Through both commercial and non‑commercial pathways, research translation can support improvements in quality and efficiency of care, reduce avoidable waste, and contribute to value‑based health system goals.

Table. Examples of processes and outcomes of research translation

Research Translation

Translation

Commercialisation

  • Dissemination of new clinical interventions and health guidelines.
  • Development and commercialisation of novel drugs and devices.
  • Changes to policies and programs.
  • Implementing new technologies or practices in healthcare settings.
  • Development of new treatments and discontinuation of treatments that are not cost-effective.
  • Partnering with or licensing a new drug to a pharmaceutical company for scale-up.
  • Creating a startup to develop and market a medical device for public use.
  • Securing an intellectual property position (e.g. patents) and investment for health technologies to allow scaling.
  • Mass-manufacturing a new vaccine for combatting an infectious disease in remote regions.
  • Marketing of a new or existing product.

Commercial outcomes are often necessary to enable equitable access, particularly in low-resource settings, where effective innovations may otherwise remain limited to pilot or trial settings rather than achieving broad population benefit.

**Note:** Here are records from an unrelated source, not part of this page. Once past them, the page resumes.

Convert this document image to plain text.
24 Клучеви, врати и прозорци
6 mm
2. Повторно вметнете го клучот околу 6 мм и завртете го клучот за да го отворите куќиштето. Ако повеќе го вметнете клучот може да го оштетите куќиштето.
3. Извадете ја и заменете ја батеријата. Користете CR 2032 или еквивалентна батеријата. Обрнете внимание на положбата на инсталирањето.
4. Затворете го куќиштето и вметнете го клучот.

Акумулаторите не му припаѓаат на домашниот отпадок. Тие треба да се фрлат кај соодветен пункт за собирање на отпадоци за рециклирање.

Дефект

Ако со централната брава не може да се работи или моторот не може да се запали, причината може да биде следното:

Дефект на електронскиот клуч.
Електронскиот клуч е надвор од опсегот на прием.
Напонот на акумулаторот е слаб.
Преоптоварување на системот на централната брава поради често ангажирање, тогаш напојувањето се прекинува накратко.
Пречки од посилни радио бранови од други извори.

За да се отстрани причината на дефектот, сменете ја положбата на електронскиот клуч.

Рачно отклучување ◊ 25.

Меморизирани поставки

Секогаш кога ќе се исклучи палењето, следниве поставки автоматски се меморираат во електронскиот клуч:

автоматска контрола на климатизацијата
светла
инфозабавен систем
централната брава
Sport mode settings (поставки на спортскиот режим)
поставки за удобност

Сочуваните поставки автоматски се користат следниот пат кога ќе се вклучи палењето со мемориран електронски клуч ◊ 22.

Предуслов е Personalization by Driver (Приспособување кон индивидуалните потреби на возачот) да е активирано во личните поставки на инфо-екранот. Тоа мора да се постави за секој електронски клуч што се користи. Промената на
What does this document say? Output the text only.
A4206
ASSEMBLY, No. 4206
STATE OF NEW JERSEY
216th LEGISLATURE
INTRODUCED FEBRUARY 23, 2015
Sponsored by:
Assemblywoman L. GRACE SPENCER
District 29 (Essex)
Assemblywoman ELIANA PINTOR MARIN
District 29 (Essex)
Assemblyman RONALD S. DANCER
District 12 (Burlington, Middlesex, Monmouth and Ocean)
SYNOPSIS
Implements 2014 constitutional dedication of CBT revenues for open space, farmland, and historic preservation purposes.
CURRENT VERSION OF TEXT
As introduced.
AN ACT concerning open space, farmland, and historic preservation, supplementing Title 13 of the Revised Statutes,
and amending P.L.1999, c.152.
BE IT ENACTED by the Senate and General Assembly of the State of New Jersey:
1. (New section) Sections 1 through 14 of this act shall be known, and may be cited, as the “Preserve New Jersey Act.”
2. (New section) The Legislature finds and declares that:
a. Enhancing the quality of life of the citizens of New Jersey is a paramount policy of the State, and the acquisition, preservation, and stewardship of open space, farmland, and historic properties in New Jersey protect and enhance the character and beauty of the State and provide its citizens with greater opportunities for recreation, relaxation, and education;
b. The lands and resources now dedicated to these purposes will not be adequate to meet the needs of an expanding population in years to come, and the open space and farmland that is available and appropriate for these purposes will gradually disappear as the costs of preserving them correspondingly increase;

Commercialisation can also strengthen the research system by generating returns that are reinvested into new research, workforce development and infrastructure, while supporting jobs, skills and Australia’s broader innovation economy. Although commercialisation pathways often involve greater uncertainty and longer timeframes than other translation activities, they reflect a higher‑risk, higher‑reward profile. While not all research and commercialisation projects will succeed, well-designed projects that do not progress can still generate valuable evidence, capability and learning that inform future research, reduce risk and improve decision-making.